De nieuwe regels voor flexcontracten gaan waarschijnlijk een jaar later in: niet al op 1 juli dit jaar, maar pas een jaar later op 1 juli 2015. Dat is een toezegging die minister Lodewijk Asscher (SZW) heeft gedaan bij de behandeling in de Tweede Kamer van zijn voorstel voor de Wet Werk en Zekerheid (WWZ).
De oppositiepartijen hadden al de nodige kritiek op de snelle invoering van de nieuwe flexregels waarbij mensen met een tijdelijk contract al binnen twee jaar recht krijgen op een vaste baan. Deze partijen vrezen dat flexwerkers helemaal niet sneller een contract voor onbepaalde tijd krijgen, maar gewoon eerder zonder werk komen te zitten.
Uitstel tot 1 juli 2015
Tijdens de Kamerbehandeling bleken ook regeringspartij VVD en gedoogpartij D66 aan te sturen op uitstel van de nieuwe flexregels. Zij hopen dat de economie het komende jaar verder aantrekt en de invoering van de nieuwe regels volgend jaar in de praktijk op minder bezwaren zal stuiten. Als op 1 juli 2015 de nieuwe flexregels wel van kracht worden, zullen deze dan netjes samenlopen met de invoering van het nieuwe ontslagrecht.

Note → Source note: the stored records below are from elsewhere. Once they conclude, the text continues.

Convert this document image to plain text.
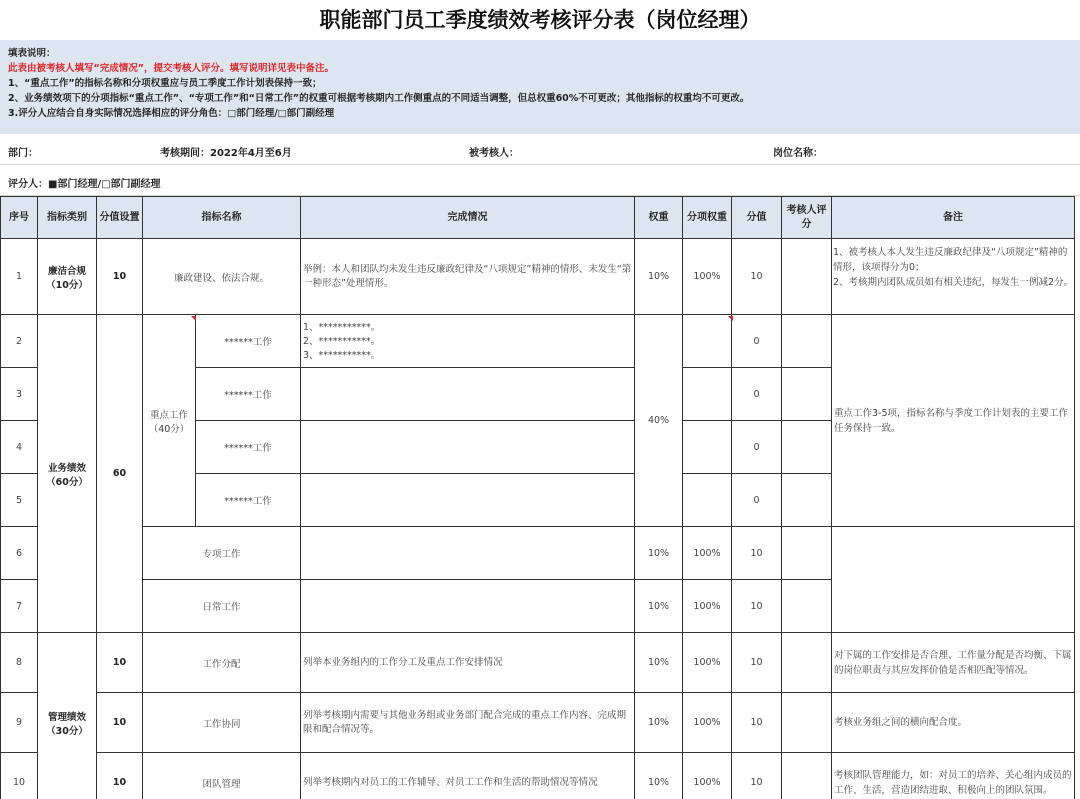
职能部门员工季度绩效考核评分表（岗位经理）
填表说明：
此表由被考核人填写“完成情况”，提交考核人评分。填写说明详见表中备注。
1、“重点工作”的指标名称和分项权重应与员工季度工作计划表保持一致；
2、业务绩效项下的分项指标“重点工作”、“专项工作”和“日常工作”的权重可根据考核期内工作侧重点的不同适当调整，但总权重60%不可更改；其他指标的权重均不可更改。
3.评分人应结合自身实际情况选择相应的评分角色：□部门经理/□部门副经理
部门：	考核期间：2022年4月至6月	被考核人：	岗位名称：
评分人：■部门经理/□部门副经理
序号	指标类别	分值设置	指标名称		完成情况	权重	分项权重	分值	考核人评分	备注
1	廉洁合规（10分）	10	廉政建设、依法合规。		举例：本人和团队均未发生违反廉政纪律及“八项规定”精神的情形、未发生“第一种形态”处理情形。	10%	100%	10		1、被考核人本人发生违反廉政纪律及“八项规定”精神的情形，该项得分为0；
2、考核期内团队成员如有相关违纪，每发生一例减2分。
2	业务绩效（60分）	60	重点工作（40分）	******工作	1、***********。
2、***********。
3、***********。	40%		0		重点工作3-5项，指标名称与季度工作计划表的主要工作任务保持一致。
3				******工作				0		
4				******工作				0		
5				******工作				0		
6			专项工作			10%	100%	10		
7			日常工作			10%	100%	10		
8	管理绩效（30分）	10	工作分配		列举本业务组内的工作分工及重点工作安排情况	10%	100%	10		对下属的工作安排是否合理、工作量分配是否均衡、下属的岗位职责与其应发挥价值是否相匹配等情况。
9		10	工作协同		列举考核期内需要与其他业务组或业务部门配合完成的重点工作内容、完成期限和配合情况等。	10%	100%	10		考核业务组之间的横向配合度。
10		10	团队管理		列举考核期内对员工的工作辅导、对员工工作和生活的帮助情况等情况	10%	100%	10		考核团队管理能力，如：对员工的培养、关心组内成员的工作、生活，营造团结进取、积极向上的团队氛围。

Minister Asscher liet weten dat hij het niet noodzakelijk vindt om de hervorming van de flexregels uit te stellen, maar dat hij ‘hierover het oordeel laat aan de Tweede Kamer’. De verwachting is daarom dat de invoering van de nieuwe flexregels uit de WWZ met een jaar worden uitgesteld. Mogelijk wordt de nieuwe langere tussenpoos tussen twee contracten (van drie naar zes maanden) wèl al op 1 juli 2014 ingevoerd.

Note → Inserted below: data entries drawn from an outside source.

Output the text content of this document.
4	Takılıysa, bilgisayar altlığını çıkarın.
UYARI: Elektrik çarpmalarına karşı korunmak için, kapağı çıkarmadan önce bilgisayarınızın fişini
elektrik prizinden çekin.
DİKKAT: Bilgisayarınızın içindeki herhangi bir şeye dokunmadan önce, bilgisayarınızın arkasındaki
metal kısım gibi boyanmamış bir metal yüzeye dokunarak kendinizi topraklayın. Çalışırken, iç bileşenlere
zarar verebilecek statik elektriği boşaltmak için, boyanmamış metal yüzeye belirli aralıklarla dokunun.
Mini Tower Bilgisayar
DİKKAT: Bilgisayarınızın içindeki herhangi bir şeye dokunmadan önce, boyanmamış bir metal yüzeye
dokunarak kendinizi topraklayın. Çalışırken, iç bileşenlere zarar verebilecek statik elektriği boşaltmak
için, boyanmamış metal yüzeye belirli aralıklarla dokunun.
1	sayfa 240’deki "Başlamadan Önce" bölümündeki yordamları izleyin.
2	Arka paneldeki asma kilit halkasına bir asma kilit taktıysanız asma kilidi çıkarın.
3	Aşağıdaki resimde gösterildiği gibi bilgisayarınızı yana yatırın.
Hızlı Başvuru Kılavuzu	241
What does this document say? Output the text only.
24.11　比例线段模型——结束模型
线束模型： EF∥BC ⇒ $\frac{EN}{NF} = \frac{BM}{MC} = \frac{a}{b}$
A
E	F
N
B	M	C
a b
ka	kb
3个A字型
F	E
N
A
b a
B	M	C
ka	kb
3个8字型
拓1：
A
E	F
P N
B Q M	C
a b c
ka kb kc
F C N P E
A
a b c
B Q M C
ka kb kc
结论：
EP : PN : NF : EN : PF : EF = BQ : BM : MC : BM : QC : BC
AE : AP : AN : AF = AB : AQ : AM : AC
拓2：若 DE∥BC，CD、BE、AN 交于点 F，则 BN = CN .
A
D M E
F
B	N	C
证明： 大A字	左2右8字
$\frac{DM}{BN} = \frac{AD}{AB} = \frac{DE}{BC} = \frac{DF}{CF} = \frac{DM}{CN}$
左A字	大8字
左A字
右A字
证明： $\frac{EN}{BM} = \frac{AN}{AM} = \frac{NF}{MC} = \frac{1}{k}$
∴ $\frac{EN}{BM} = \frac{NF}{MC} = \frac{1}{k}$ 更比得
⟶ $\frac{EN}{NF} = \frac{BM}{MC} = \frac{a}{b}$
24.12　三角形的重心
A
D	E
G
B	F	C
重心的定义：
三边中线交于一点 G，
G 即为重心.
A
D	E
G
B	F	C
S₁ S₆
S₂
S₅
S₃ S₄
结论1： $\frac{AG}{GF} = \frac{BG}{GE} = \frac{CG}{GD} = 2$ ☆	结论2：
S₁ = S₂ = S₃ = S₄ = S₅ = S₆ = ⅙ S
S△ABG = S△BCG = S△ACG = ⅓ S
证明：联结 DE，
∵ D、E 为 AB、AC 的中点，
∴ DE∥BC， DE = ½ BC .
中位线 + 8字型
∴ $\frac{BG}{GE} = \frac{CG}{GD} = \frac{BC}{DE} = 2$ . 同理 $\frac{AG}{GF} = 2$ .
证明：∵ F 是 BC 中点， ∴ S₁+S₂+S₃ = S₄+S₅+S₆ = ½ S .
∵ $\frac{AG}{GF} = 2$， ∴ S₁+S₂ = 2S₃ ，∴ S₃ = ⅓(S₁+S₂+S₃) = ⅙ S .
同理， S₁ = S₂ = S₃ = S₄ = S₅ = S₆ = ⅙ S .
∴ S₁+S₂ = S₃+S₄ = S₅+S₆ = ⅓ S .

Sociale partners blijven invoering WWZ steunen
Opvallend is dat zowel de werkgeversorganisaties als de vakcentrales de invoering van de WWZ (inclusief de flexregels) onverkort steunen. De nieuwe regels zijn dan ook onderdeel van het sociaal akkoord dat de sociale partners vorig jaar met het kabinet sloten.
CNV-voorzitter Maurice Limmen heeft al laten weten dat het sociaal akkoord ‘geen keuzemenu is waar je zo maar steentjes tussenuit kunt halen’. De vrees bij de sociale partners is dat er zo veel punten door de politiek worden gewijzigd, dat er alleen nog onderdelen overblijven waar geen van de sociale partners nog voordelen van zien.